ScribblNet was trained on 30,000 samples across 15 classes (2,000 per class) for 15 epochs using Adam with cosine annealing. Training took under 5 minutes on Apple M-series hardware with MPS acceleration. The Random Forest operates on 1,296-dimensional HOG feature vectors extracted from 28×28 grayscale bitmaps.

**Classes:** cat · dog · pizza · bicycle · house · sun · tree · car · fish · butterfly · guitar · hamburger · airplane · banana · star

### Per-class performance (ScribblNet)

| Class | Precision | Recall | F1 |
|---|---|---|---|
| cat | 0.88 | 0.83 | 0.85 |
| dog | 0.81 | 0.82 | 0.82 |
| pizza | 0.94 | 0.97 | 0.96 |
| bicycle | 0.96 | 0.98 | 0.97 |
| house | 0.99 | 0.98 | 0.98 |
| sun | 0.95 | 0.96 | 0.96 |
| tree | 0.96 | 0.97 | 0.97 |
| car | 0.97 | 0.96 | 0.96 |
| fish | 0.97 | 0.95 | 0.96 |
| butterfly | 0.97 | 0.97 | 0.97 |
| guitar | 0.95 | 0.98 | 0.96 |
| hamburger | 0.99 | 0.97 | 0.98 |
| airplane | 0.91 | 0.89 | 0.90 |
| banana | 0.97 | 0.98 | 0.97 |
| star | 0.94 | 0.94 | 0.94 |

Cat and dog are the hardest classes, which is expected given their visual similarity in quick sketches. Airplane also underperforms, likely due to style variation in how people draw wings and fuselage.

---

## Experiment: Training Size Sensitivity

Both ScribblNet and Random Forest were trained at 10%, 25%, 50%, 75%, and 100% of available training data.

| Fraction | Samples | ScribblNet | Random Forest |
|---|---|---|---|
| 10% | 3,000 | 86.12% | 77.92% |
| 25% | 7,500 | 90.37% | 80.35% |
| 50% | 15,000 | 92.70% | 81.57% |
| 75% | 22,500 | 93.00% | 82.88% |
| 100% | 30,000 | 94.02% | 83.03% |

The CNN scales more steeply with data volume than the Random Forest. At 10% of training data the gap is about 8 points; at 100% it grows to 11 points.
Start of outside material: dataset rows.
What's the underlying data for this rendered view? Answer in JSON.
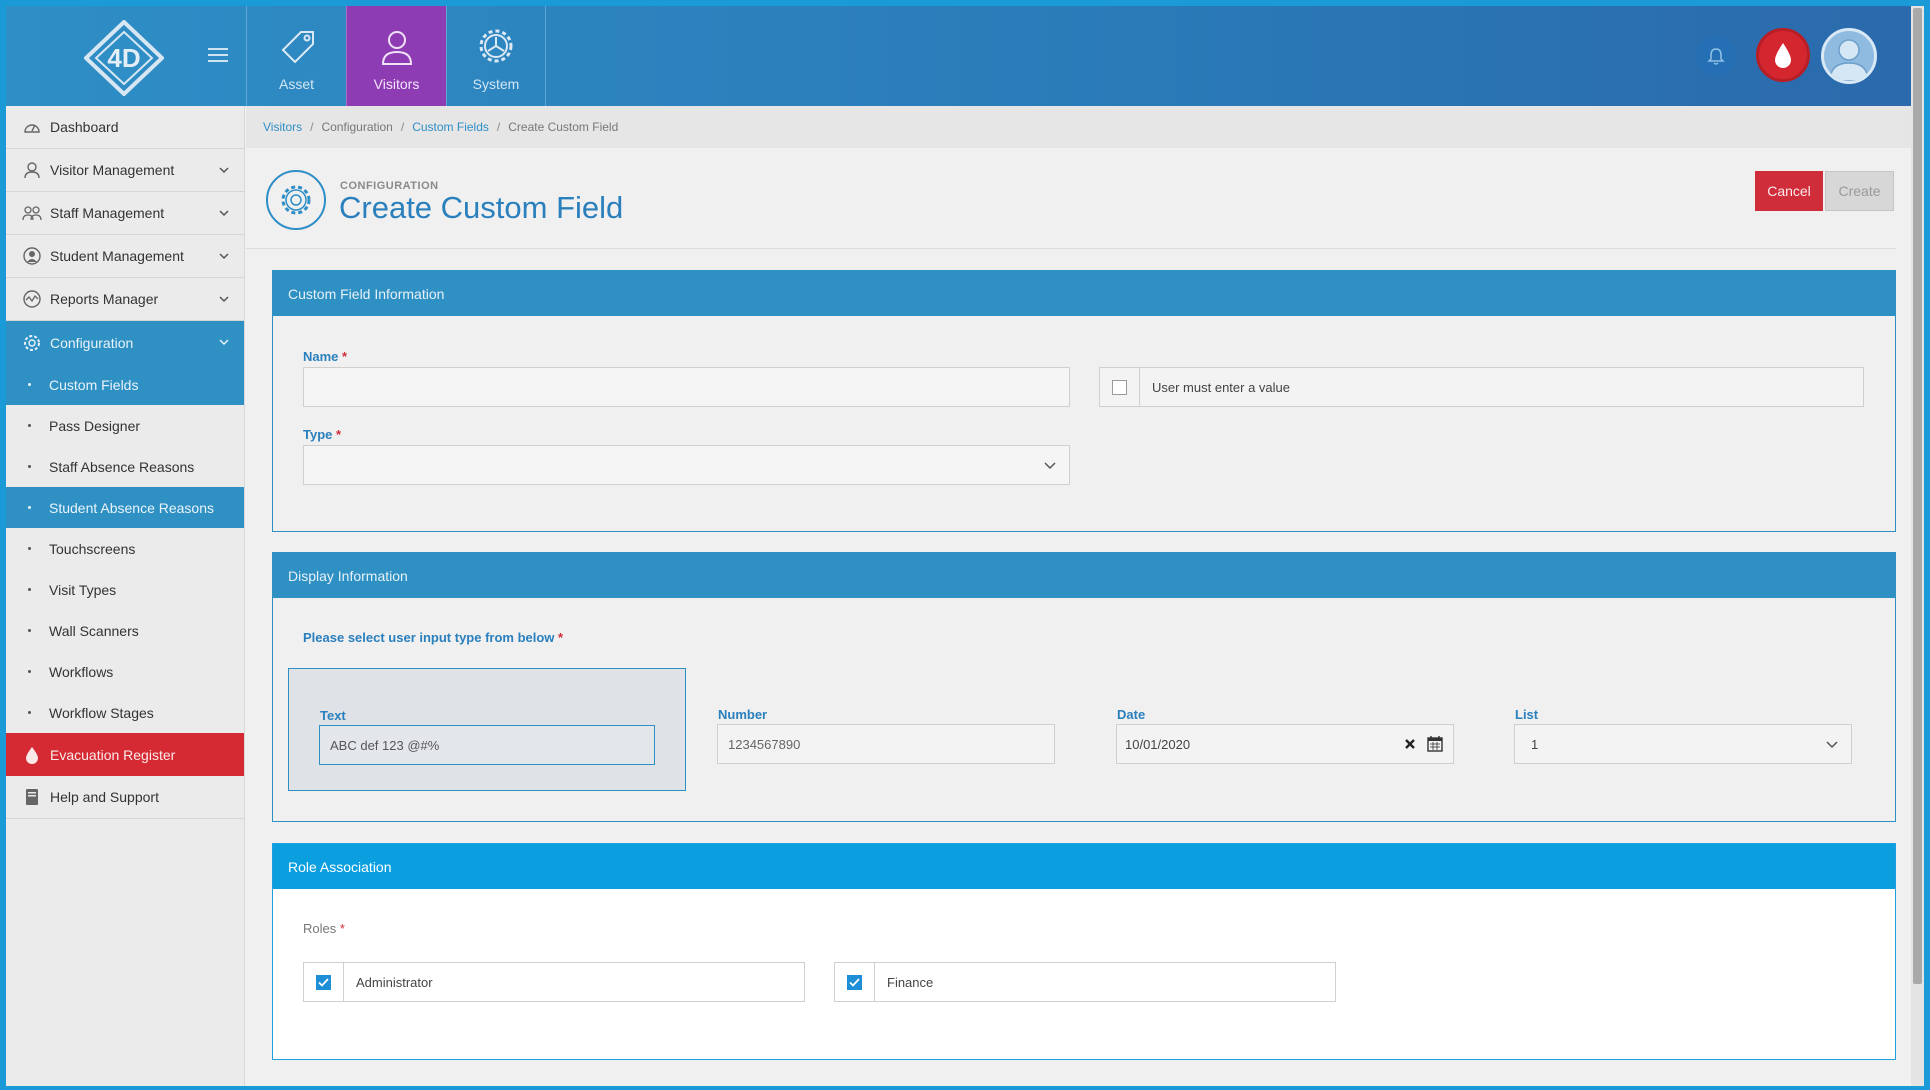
{
  "topbar": {
    "apps": [
      {
        "label": "Asset",
        "icon": "tag-icon"
      },
      {
        "label": "Visitors",
        "icon": "person-icon"
      },
      {
        "label": "System",
        "icon": "gear-icon"
      }
    ]
  },
  "sidebar": {
    "items": [
      {
        "label": "Dashboard",
        "icon": "dashboard-icon"
      },
      {
        "label": "Visitor Management",
        "icon": "visitor-icon"
      },
      {
        "label": "Staff Management",
        "icon": "staff-icon"
      },
      {
        "label": "Student Management",
        "icon": "student-icon"
      },
      {
        "label": "Reports Manager",
        "icon": "reports-icon"
      },
      {
        "label": "Configuration",
        "icon": "gear-icon"
      }
    ],
    "subitems": [
      "Custom Fields",
      "Pass Designer",
      "Staff Absence Reasons",
      "Student Absence Reasons",
      "Touchscreens",
      "Visit Types",
      "Wall Scanners",
      "Workflows",
      "Workflow Stages"
    ],
    "evacuation": "Evacuation Register",
    "help": "Help and Support"
  },
  "breadcrumb": [
    "Visitors",
    "Configuration",
    "Custom Fields",
    "Create Custom Field"
  ],
  "header": {
    "subtitle": "CONFIGURATION",
    "title": "Create Custom Field",
    "cancel": "Cancel",
    "create": "Create"
  },
  "info_panel": {
    "title": "Custom Field Information",
    "name_label": "Name",
    "name_value": "",
    "required_label": "User must enter a value",
    "type_label": "Type",
    "type_value": "",
    "required_mark": "*"
  },
  "display_panel": {
    "title": "Display Information",
    "prompt": "Please select user input type from below",
    "text_label": "Text",
    "text_value": "ABC def 123 @#%",
    "number_label": "Number",
    "number_value": "1234567890",
    "date_label": "Date",
    "date_value": "10/01/2020",
    "list_label": "List",
    "list_value": "1"
  },
  "role_panel": {
    "title": "Role Association",
    "roles_label": "Roles",
    "roles": [
      {
        "label": "Administrator",
        "checked": true
      },
      {
        "label": "Finance",
        "checked": true
      }
    ]
  }
}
The Random Forest plateaus around 83% while ScribblNet continues improving, suggesting the CNN would benefit further from additional data.

---

## Dataset

[Quick Draw](https://quickdraw.withgoogle.com/data) by Google — 50 million drawings across 345 categories, collected from players of the Quick Draw game. Each drawing is a 28×28 grayscale bitmap stored as a flat 784-element uint8 vector. The dataset is publicly available via Google Cloud Storage.

---

## Setup

```bash
pip install -r requirements.txt
python setup.py
python app.py
```

`setup.py` runs the full pipeline: downloads the raw `.npy` files, extracts HOG features, trains all three models, and runs the experiment.

Individual steps:

```bash
python scripts/make_dataset.py
python scripts/build_features.py
python scripts/model.py
```

---

## Repository Structure

```
scribblbot/
├── README.md
├── requirements.txt
├── Makefile
├── setup.py
├── app.py
├── config.py
├── scripts/
│   ├── make_dataset.py
│   ├── build_features.py
│   └── model.py
├── models/
├── data/
│   ├── raw/
│   ├── processed/
│   └── outputs/
└── notebooks/
```

| Component | Location |
|---|---|
| Naive baseline | `scripts/model.py` — `MajorityClassifier`, saved to `models/naive_model.pkl` |
| Random Forest | `scripts/model.py``train_classical()`, saved to `models/classical_model.pkl` |
| ScribblNet CNN | `scripts/model.py``ScribblNet`, `train_deep()`, saved to `models/deep_model.pth` |
| Inference app | `app.py` |
| Config | `config.py` |

---

## Deployment

1. `python setup.py` to train and generate `models/deep_model.pth`
2. Create a new Space on HuggingFace (SDK: Gradio)
3. Push the full repo including `models/deep_model.pth`

---

## Git Workflow

Working branches: `develop` for integration, `feature/*` for individual changes. All work branches into `develop` via pull requests. `develop` merges into `main` for releases. No direct commits to `main`.